Kafka’nın modern teknoloji karşısındaki güvensizliği, kuşkusuz ki, Arbeiter-Anfall-Versicherungs-Anstalt für das Königreich Böhmen memuru olarak kendi deneyiminden kaynaklanır: Mesleki raporlarının diyagram ve açıklamalarında ayrıntılı olarak belgelenen iş kazalarının artan sayısında, teknik ilerlemenin muzaffer çağının karanlık arka yüzünü görüyordu.[98] Max Brod’un gayet iyi anladığı gibi, Kafka’nın “mesleki” deneyimi onu bir kez daha (Babama Mektup’taki bir ifadesini tekrar ele alırsak) “emekçilerin tarafı”nı, yani kaza kurbanlarını savunmaya yöneltir: “Güvenlik aygıtlarındaki kusurların sonucunda işçilerin içine sürüklendiği sakatlıkları gördükçe toplumsal dayanışma duygularının şiddetle sarsıldığını hissediyordu.” Bu tavrı açıklamak için, liberterlerin doğrudan eylem yöntemlerinden esinleniyor gözüken Kafka’nın bir yorumunu aktarır: “Bu insanlar nasıl da mütevazı… Bizden ricaya geliyorlar.
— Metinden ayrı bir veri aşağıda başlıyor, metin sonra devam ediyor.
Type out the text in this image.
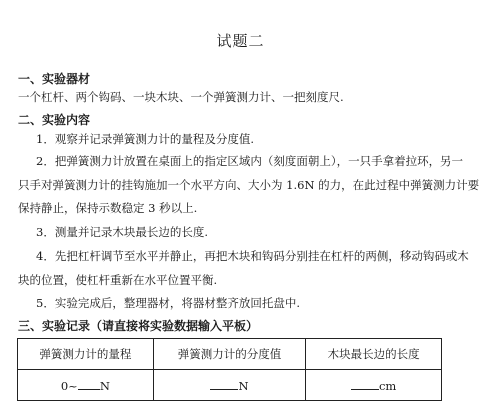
试题二
一、实验器材
一个杠杆、两个钩码、一块木块、一个弹簧测力计、一把刻度尺.
二、实验内容
1．观察并记录弹簧测力计的量程及分度值.
2．把弹簧测力计放置在桌面上的指定区域内（刻度面朝上），一只手拿着拉环，另一
只手对弹簧测力计的挂钩施加一个水平方向、大小为 1.6N 的力，在此过程中弹簧测力计要
保持静止，保持示数稳定 3 秒以上.
3．测量并记录木块最长边的长度.
4．先把杠杆调节至水平并静止，再把木块和钩码分别挂在杠杆的两侧，移动钩码或木
块的位置，使杠杆重新在水平位置平衡.
5．实验完成后，整理器材，将器材整齐放回托盘中.
三、实验记录（请直接将实验数据输入平板）
弹簧测力计的量程	弹簧测力计的分度值	木块最长边的长度
0~ N	N	cm
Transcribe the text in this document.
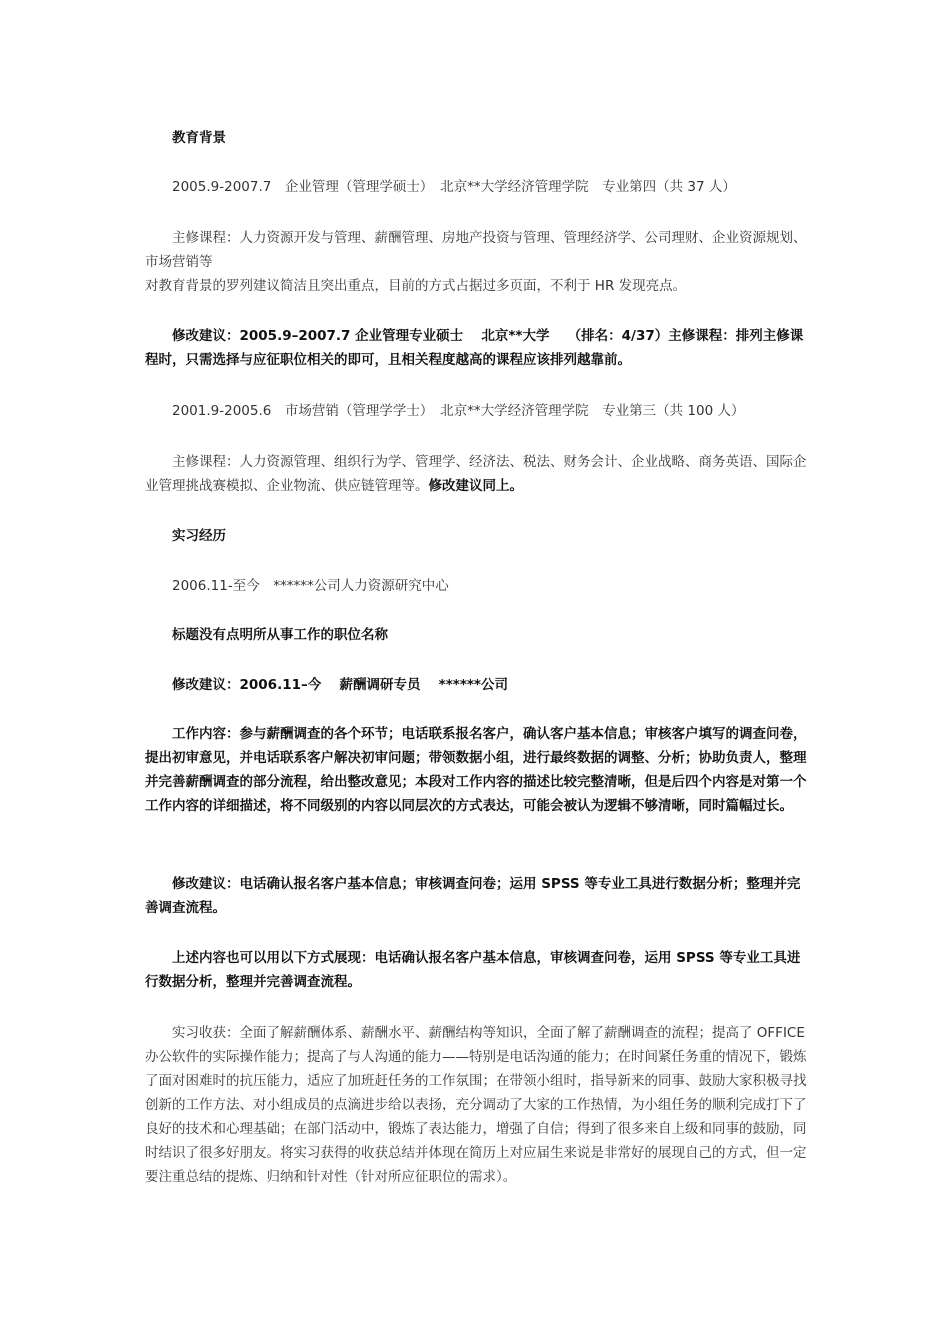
教育背景

2005.9-2007.7　企业管理（管理学硕士）　北京**大学经济管理学院　专业第四（共 37 人）

主修课程：人力资源开发与管理、薪酬管理、房地产投资与管理、管理经济学、公司理财、企业资源规划、市场营销等

对教育背景的罗列建议简洁且突出重点，目前的方式占据过多页面，不利于 HR 发现亮点。

修改建议：2005.9–2007.7 企业管理专业硕士　 北京**大学　 （排名：4/37）主修课程：排列主修课程时，只需选择与应征职位相关的即可，且相关程度越高的课程应该排列越靠前。

2001.9-2005.6　市场营销（管理学学士）　北京**大学经济管理学院　专业第三（共 100 人）

主修课程：人力资源管理、组织行为学、管理学、经济法、税法、财务会计、企业战略、商务英语、国际企业管理挑战赛模拟、企业物流、供应链管理等。修改建议同上。

实习经历

2006.11-至今　******公司人力资源研究中心

标题没有点明所从事工作的职位名称

修改建议：2006.11–今　 薪酬调研专员　 ******公司

工作内容：参与薪酬调查的各个环节；电话联系报名客户，确认客户基本信息；审核客户填写的调查问卷，提出初审意见，并电话联系客户解决初审问题；带领数据小组，进行最终数据的调整、分析；协助负责人，整理并完善薪酬调查的部分流程，给出整改意见；本段对工作内容的描述比较完整清晰，但是后四个内容是对第一个工作内容的详细描述，将不同级别的内容以同层次的方式表达，可能会被认为逻辑不够清晰，同时篇幅过长。

修改建议：电话确认报名客户基本信息；审核调查问卷；运用 SPSS 等专业工具进行数据分析；整理并完善调查流程。

上述内容也可以用以下方式展现：电话确认报名客户基本信息，审核调查问卷，运用 SPSS 等专业工具进行数据分析，整理并完善调查流程。

实习收获：全面了解薪酬体系、薪酬水平、薪酬结构等知识，全面了解了薪酬调查的流程；提高了 OFFICE 办公软件的实际操作能力；提高了与人沟通的能力——特别是电话沟通的能力；在时间紧任务重的情况下，锻炼了面对困难时的抗压能力，适应了加班赶任务的工作氛围；在带领小组时，指导新来的同事、鼓励大家积极寻找创新的工作方法、对小组成员的点滴进步给以表扬，充分调动了大家的工作热情，为小组任务的顺利完成打下了良好的技术和心理基础；在部门活动中，锻炼了表达能力，增强了自信；得到了很多来自上级和同事的鼓励，同时结识了很多好朋友。将实习获得的收获总结并体现在简历上对应届生来说是非常好的展现自己的方式，但一定要注重总结的提炼、归纳和针对性（针对所应征职位的需求）。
Eve saldırıp her şeye yağmalamak yerine ricaya geliyorlar.”[99]

Kafka’nın bu dönemdeki yazışmaları dünyanın mekanikleşmesi karşısında hissettiği kaygılarını da belirtir: Felice’ye yazdığı Ocak 1913 tarihli bir mektupta diktafondan söz eder ve bunu örnek bir makine

olarak gösterir: “Çalışanlar üzerinde bir insan varlığının yapabileceğinden daha güçlü ve daha acımasız (grausamen) bir zorlama [uygular] […]. Diktafon karşısında memur küçük düşer, bir makinenin horultusunun hizmetine beynini veren fabrika işçisi durumuna indirgenir.”[100] Birkaç yıl sonra, Janouch’la bir söyleşi sırasında, Taylorizm karşısındaki düşmanlığını, kutsal kitaptan tınılar taşıyan bir dilde açıkça ifade eder: “Bu kadar büyük bir suç sonunda kötülüğün kölesi olmaya varır. Doğaldır bu. Yaratılışın en yüce yanı ve el yordamıyla bile olsa, sınırlandırması en imkânsız olanı, yani zaman, iğrenç ticari çıkarlar ağının esiri bulur kendini. Bu durum, yalnızca yaratılışı değil, özellikle bu yaratılışın yapıcı öğesi olan insanı da kirletir ve küçük düşürür. Bu şekilde Taylorlaştırılmış bir yaşam canavarca bir lanettir, umulan servet ve kâr yerine, açlık ve sefaletten başka bir şey yaratamaz.”[101]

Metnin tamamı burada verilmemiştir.